2. How do Neural Assets enable 3D-aware object editing? By encoding both the visual appearance and 3D pose of objects, Neural Assets provide an interface for fine-grained control over the 3D placement, rotation, and occlusion of individual objects in a scene. The model can manipulate the 3D bounding box coordinates to translate, rotate, and resize objects, while preserving their visual appearance.
3. How are Neural Assets integrated with a text-to-image diffusion model? The paper proposes to tokenize the Neural Assets (appearance and pose representations) and feed them as a sequence of conditioning tokens to a pre-trained text-to-image diffusion model, such as Stable Diffusion. This allows the model to leverage the existing text-to-image architecture while enabling 3D-aware object control.
[02] Experimental Results
1. How does the Neural Assets model perform compared to baselines on 3D object editing tasks? The paper evaluates the model on both synthetic (OBJect, MOVi-E) and real-world (Objectron, Waymo Open) datasets. The results show that the Neural Assets model significantly outperforms baselines like 3DIT and a chained approach, achieving state-of-the-art performance on metrics such as PSNR, SSIM, LPIPS, and DINO feature similarity.
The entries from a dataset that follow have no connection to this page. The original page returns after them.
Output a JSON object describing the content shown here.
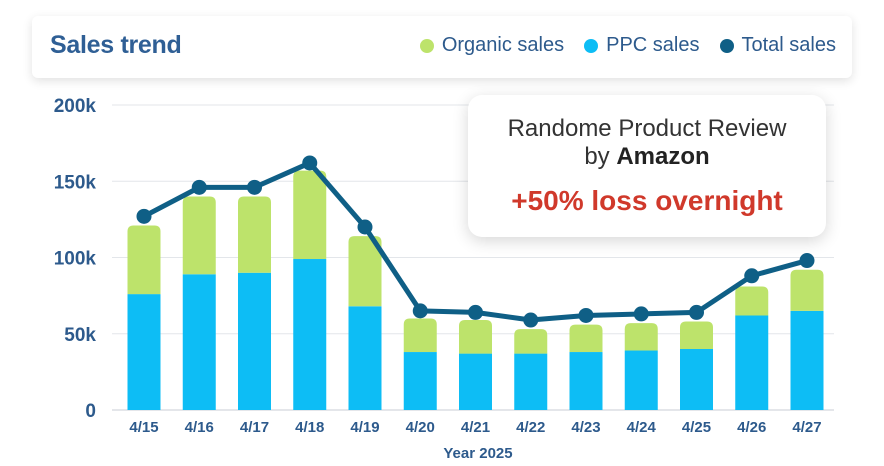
{
  "header": {
    "title": "Sales trend",
    "legend": [
      {
        "label": "Organic sales",
        "color": "#bde36b"
      },
      {
        "label": "PPC sales",
        "color": "#0dbdf5"
      },
      {
        "label": "Total sales",
        "color": "#0f5f86"
      }
    ]
  },
  "callout": {
    "line1": "Randome Product Review",
    "line2_prefix": "by",
    "line2_brand": "Amazon",
    "alert": "+50% loss overnight"
  },
  "chart_data": {
    "type": "bar",
    "stacked": true,
    "title": "Sales trend",
    "xlabel": "Year 2025",
    "ylabel": "",
    "ylim": [
      0,
      200000
    ],
    "y_ticks": [
      {
        "value": 0,
        "label": "0"
      },
      {
        "value": 50000,
        "label": "50k"
      },
      {
        "value": 100000,
        "label": "100k"
      },
      {
        "value": 150000,
        "label": "150k"
      },
      {
        "value": 200000,
        "label": "200k"
      }
    ],
    "grid": true,
    "legend_position": "top-right",
    "categories": [
      "4/15",
      "4/16",
      "4/17",
      "4/18",
      "4/19",
      "4/20",
      "4/21",
      "4/22",
      "4/23",
      "4/24",
      "4/25",
      "4/26",
      "4/27"
    ],
    "series": [
      {
        "name": "PPC sales",
        "color": "#0dbdf5",
        "values": [
          76000,
          89000,
          90000,
          99000,
          68000,
          38000,
          37000,
          37000,
          38000,
          39000,
          40000,
          62000,
          65000
        ]
      },
      {
        "name": "Organic sales",
        "color": "#bde36b",
        "values": [
          45000,
          51000,
          50000,
          58000,
          46000,
          22000,
          22000,
          16000,
          18000,
          18000,
          18000,
          19000,
          27000
        ]
      },
      {
        "name": "Total sales",
        "color": "#0f5f86",
        "type": "line",
        "values": [
          127000,
          146000,
          146000,
          162000,
          120000,
          65000,
          64000,
          59000,
          62000,
          63000,
          64000,
          88000,
          98000
        ]
      }
    ]
  }
}
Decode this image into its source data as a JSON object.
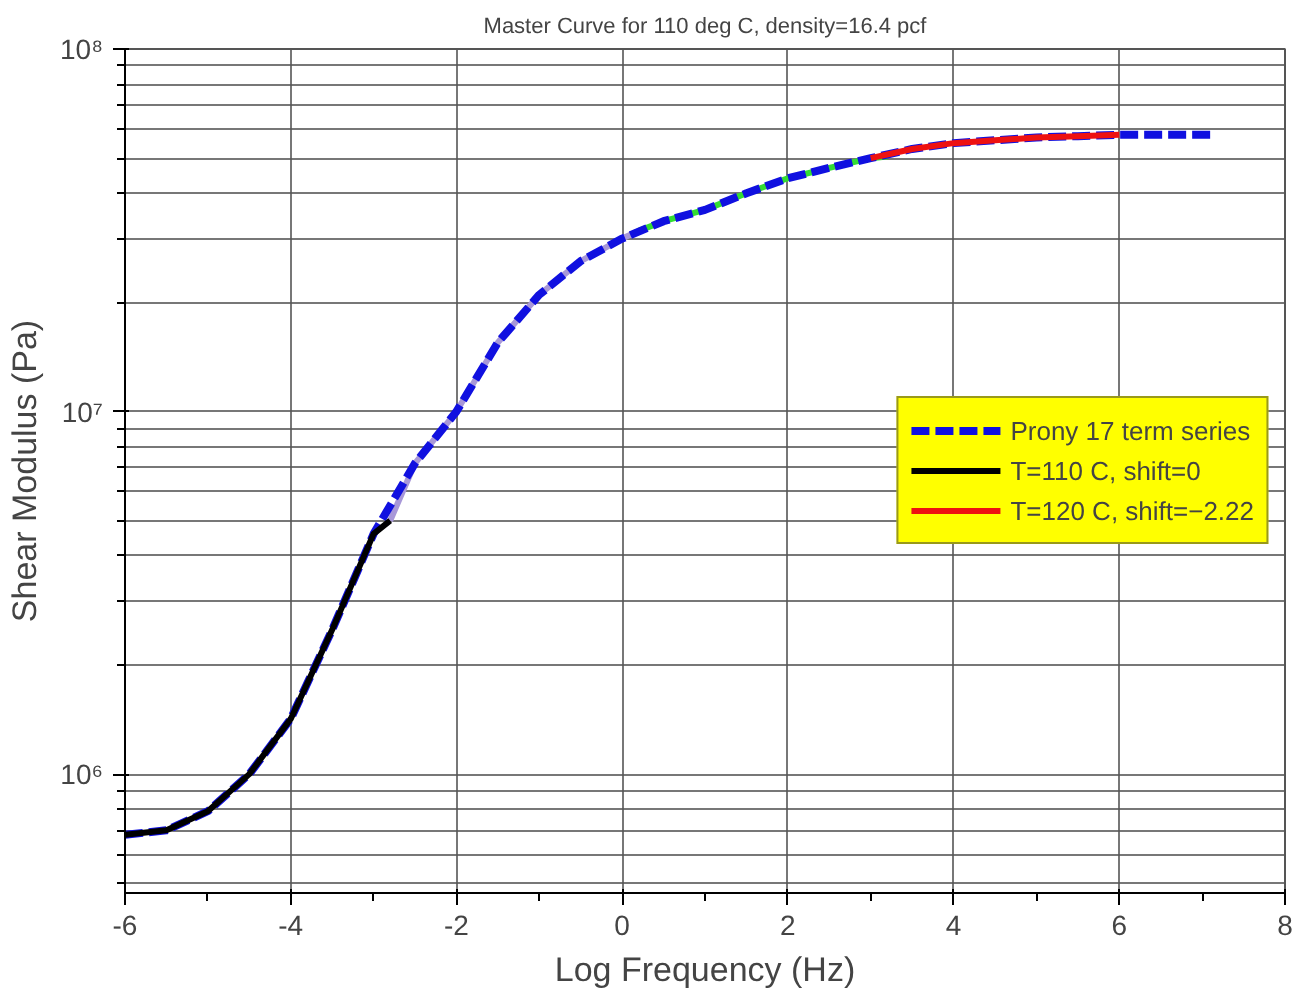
{
  "chart_data": {
    "type": "line",
    "title": "Master Curve for 110 deg C, density=16.4 pcf",
    "xlabel": "Log Frequency (Hz)",
    "ylabel": "Shear Modulus (Pa)",
    "log": "y",
    "grid": true,
    "legend": "right",
    "xlim": [
      -6,
      8
    ],
    "xticks": [
      -6,
      -4,
      -2,
      0,
      2,
      4,
      6,
      8
    ],
    "ylim": [
      470000,
      100000000
    ],
    "yticks": [
      {
        "value": 1000000,
        "label": "10⁶"
      },
      {
        "value": 10000000,
        "label": "10⁷"
      },
      {
        "value": 100000000,
        "label": "10⁸"
      }
    ],
    "series": [
      {
        "color": "#a898d8",
        "line_style": "solid",
        "x": [
          -2.8,
          -2.5,
          -2,
          -1.5,
          -1,
          -0.5,
          0,
          0.2
        ],
        "values": [
          5000000,
          7200000,
          10000000,
          15500000,
          21000000,
          26000000,
          30000000,
          31500000
        ]
      },
      {
        "color": "#33dd33",
        "line_style": "solid",
        "x": [
          0.2,
          0.5,
          1,
          1.5,
          2,
          2.5,
          3,
          3.2
        ],
        "values": [
          31500000,
          33500000,
          36000000,
          40000000,
          44000000,
          47000000,
          50000000,
          50500000
        ]
      },
      {
        "name": "Prony 17 term series",
        "color": "#1010e0",
        "line_style": "dashed",
        "x": [
          -6,
          -5.5,
          -5,
          -4.5,
          -4,
          -3.5,
          -3,
          -2.5,
          -2,
          -1.5,
          -1,
          -0.5,
          0,
          0.5,
          1,
          1.5,
          2,
          2.5,
          3,
          3.5,
          4,
          4.5,
          5,
          5.5,
          6,
          6.5,
          7.1
        ],
        "values": [
          680000,
          700000,
          790000,
          1000000,
          1420000,
          2500000,
          4600000,
          7200000,
          10000000,
          15500000,
          21000000,
          26000000,
          30000000,
          33500000,
          36000000,
          40000000,
          44000000,
          47000000,
          50000000,
          53000000,
          55000000,
          56000000,
          57000000,
          57500000,
          58000000,
          58000000,
          58000000
        ]
      },
      {
        "name": "T=110 C, shift=0",
        "color": "#000000",
        "line_style": "solid",
        "x": [
          -6,
          -5.5,
          -5,
          -4.5,
          -4,
          -3.5,
          -3,
          -2.8
        ],
        "values": [
          680000,
          700000,
          790000,
          1000000,
          1420000,
          2500000,
          4600000,
          5000000
        ]
      },
      {
        "name": "T=120 C, shift=−2.22",
        "color": "#ee1111",
        "line_style": "solid",
        "x": [
          3,
          3.5,
          4,
          4.5,
          5,
          5.5,
          6
        ],
        "values": [
          50000000,
          53000000,
          55000000,
          56000000,
          57000000,
          57500000,
          58000000
        ]
      }
    ]
  }
}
2. What practical applications does the Neural Assets model support? The paper demonstrates that the Neural Assets model can enable a variety of 3D-aware scene editing capabilities, including translating, rotating, and resizing individual objects, as well as more complex operations like swapping backgrounds and transferring objects across scenes.
3. How does the design of the Neural Assets representation impact the model's performance? The paper conducts an ablation study to analyze the importance of different design choices, such as the visual encoder, background modeling, and training strategy. The results show that using a DINO-based visual encoder, modeling the background separately, and training on paired video frames are all crucial for achieving the best performance.